Misschien is er een andere verklaring dan iets met kegeltjes en staafjes. Ik moest namelijk ook denken aan de constatering dat vrijwel alle talen ter wereld woorden hebben voor wit en zwart en dat als er dan namen voor kleuren bij komen, de eerste altijd rood is. Als er meer namen zijn, dan komen die eerst uit de groep geel, groen, blauw en paars. Later volgen ook andere kleuren. (Het Nederlands is, met roze, oranje, bruin en grijs erbij, eigenlijk een vrij kleurige taal.) Ik kan me voorstellen dat het feit dat rood de eerste kleur is die mensen benoemen, een reden heeft, bijvoorbeeld dat het, ons oog werkend zoals het werkt, het opvallendst is na wit en zwart; ik kan me ook voorstellen dat ik, nog wat slaperig, alleen zag wat opviel en het dus als rood uitlegde.
Enfin. Ik wacht uw advies in. De testopstelling ziet u hierboven afgebeeld.
Of was het de weerschijn van het apparaat?
Om toekomstige verwarring op dit gebied te voorkomen heb ik nog wel een niet meer in gebruik zijnd apparaat voor je. Identiek, echter in stemmig zwart.
Zat ik ook te denken. Dat koffiezetapparaat en alles eromheen is rood.
Dat apparaat is rood, en de bruine koffie kwam in een dun straaltje (dus qua kleur verdund!) uit dat ding.
Volgens mijn info komt de naam van de voornaamste kleur in een taal door de omgevingsfactoren waarin deze ontstond; groen voor landen met veel grasland/steppen, blauw voor landen met veel zee (zoals griekenland).
Verder is het natuurlijk onzin dat het Nederlands één van de kleurigste talen is- Frans, Duits en Engels hebben óók woorden voor die kleuren (orange, pink, brun, gris).
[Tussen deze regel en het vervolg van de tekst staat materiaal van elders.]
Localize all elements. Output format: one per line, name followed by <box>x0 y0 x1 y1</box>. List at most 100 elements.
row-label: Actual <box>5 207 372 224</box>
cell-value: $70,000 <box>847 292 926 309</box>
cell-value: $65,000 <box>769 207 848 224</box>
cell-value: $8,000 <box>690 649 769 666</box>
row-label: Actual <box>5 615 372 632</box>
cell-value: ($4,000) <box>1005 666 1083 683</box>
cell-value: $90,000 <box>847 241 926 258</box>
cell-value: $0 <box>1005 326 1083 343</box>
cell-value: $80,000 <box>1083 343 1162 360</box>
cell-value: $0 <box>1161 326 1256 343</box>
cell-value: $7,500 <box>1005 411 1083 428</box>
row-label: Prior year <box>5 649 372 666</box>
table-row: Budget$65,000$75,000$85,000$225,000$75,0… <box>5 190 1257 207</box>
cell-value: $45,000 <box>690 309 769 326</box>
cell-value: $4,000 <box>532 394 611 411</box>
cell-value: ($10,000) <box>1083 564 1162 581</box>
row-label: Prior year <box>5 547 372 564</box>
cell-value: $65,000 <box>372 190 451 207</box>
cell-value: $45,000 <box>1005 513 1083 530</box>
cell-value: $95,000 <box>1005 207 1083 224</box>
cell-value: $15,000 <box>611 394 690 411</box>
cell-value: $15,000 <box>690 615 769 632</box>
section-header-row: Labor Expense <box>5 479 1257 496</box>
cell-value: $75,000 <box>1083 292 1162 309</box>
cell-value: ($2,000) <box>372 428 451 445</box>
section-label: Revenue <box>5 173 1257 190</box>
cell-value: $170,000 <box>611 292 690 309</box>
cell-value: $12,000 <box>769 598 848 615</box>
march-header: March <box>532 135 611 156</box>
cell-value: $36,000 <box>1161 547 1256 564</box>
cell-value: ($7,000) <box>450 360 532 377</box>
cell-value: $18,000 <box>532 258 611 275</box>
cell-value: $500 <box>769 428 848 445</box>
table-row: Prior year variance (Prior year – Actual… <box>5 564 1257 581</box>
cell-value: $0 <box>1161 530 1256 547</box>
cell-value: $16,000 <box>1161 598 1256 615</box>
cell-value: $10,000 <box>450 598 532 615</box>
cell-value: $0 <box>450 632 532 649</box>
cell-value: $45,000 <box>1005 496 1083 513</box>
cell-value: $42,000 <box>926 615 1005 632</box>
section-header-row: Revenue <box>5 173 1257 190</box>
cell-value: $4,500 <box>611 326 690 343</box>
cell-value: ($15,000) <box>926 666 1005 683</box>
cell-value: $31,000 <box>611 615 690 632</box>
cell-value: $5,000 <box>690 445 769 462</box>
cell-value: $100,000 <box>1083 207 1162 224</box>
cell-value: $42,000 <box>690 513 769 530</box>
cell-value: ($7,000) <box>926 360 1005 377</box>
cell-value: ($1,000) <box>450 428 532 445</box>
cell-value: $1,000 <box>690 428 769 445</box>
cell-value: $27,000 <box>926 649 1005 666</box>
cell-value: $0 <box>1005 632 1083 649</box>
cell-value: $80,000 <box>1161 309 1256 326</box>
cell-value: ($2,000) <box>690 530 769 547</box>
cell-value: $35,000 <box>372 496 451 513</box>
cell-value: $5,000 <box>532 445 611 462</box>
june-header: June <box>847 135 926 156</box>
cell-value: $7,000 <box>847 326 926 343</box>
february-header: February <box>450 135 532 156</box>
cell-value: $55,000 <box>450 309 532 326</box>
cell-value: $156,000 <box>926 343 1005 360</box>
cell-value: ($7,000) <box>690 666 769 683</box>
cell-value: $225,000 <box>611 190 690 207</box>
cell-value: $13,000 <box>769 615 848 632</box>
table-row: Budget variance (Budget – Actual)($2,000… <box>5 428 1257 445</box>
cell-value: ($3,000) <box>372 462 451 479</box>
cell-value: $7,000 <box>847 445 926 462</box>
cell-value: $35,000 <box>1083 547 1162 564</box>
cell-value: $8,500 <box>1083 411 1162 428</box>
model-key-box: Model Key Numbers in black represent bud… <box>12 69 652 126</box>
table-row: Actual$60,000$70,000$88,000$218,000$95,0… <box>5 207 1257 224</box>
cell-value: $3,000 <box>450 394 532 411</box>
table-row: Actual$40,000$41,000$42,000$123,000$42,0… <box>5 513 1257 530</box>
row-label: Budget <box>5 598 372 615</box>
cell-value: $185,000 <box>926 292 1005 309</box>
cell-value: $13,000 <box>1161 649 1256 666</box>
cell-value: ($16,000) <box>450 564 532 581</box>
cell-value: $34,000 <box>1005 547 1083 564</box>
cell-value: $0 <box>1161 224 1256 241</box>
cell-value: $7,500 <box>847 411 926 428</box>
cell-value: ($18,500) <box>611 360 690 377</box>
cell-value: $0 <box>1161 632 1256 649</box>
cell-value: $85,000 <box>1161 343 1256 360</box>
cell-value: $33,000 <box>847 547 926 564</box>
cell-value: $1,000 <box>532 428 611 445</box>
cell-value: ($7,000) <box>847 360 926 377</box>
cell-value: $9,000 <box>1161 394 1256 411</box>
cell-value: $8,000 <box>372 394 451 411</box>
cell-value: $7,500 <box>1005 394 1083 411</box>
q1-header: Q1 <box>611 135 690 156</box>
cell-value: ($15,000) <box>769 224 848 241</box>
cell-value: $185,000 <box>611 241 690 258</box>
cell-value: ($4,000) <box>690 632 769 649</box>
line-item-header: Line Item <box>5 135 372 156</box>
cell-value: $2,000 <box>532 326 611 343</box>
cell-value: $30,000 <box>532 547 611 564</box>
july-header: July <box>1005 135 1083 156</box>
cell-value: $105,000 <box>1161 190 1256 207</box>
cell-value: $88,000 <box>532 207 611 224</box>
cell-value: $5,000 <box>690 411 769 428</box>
Je hebt in andere talen zelfs meer “kleurige woorden”, bv grisaille.
‘Ik zou me kunnen voorstellen dat de staafjes (waarmee je grijstinten ziet) een signaal afgeven dat eerder bij de hersenen aankomt dan het signaal van de kegeltjes (waarmee je kleuren ziet).’
Dat denk ik niet. Het beeld (licht/donker, kleur) wordt in het oog geanalyseerd, via de oogzenuw getransporteerd en in de hersenen weer in elkaar gezet als waarneming. De signaalstof (neurotransmitter) die zorgt voor de informatieoverdracht van het oog naar de hersenen is glutamaat. Die informatieoverdracht gaat onvoorstelbaar snel.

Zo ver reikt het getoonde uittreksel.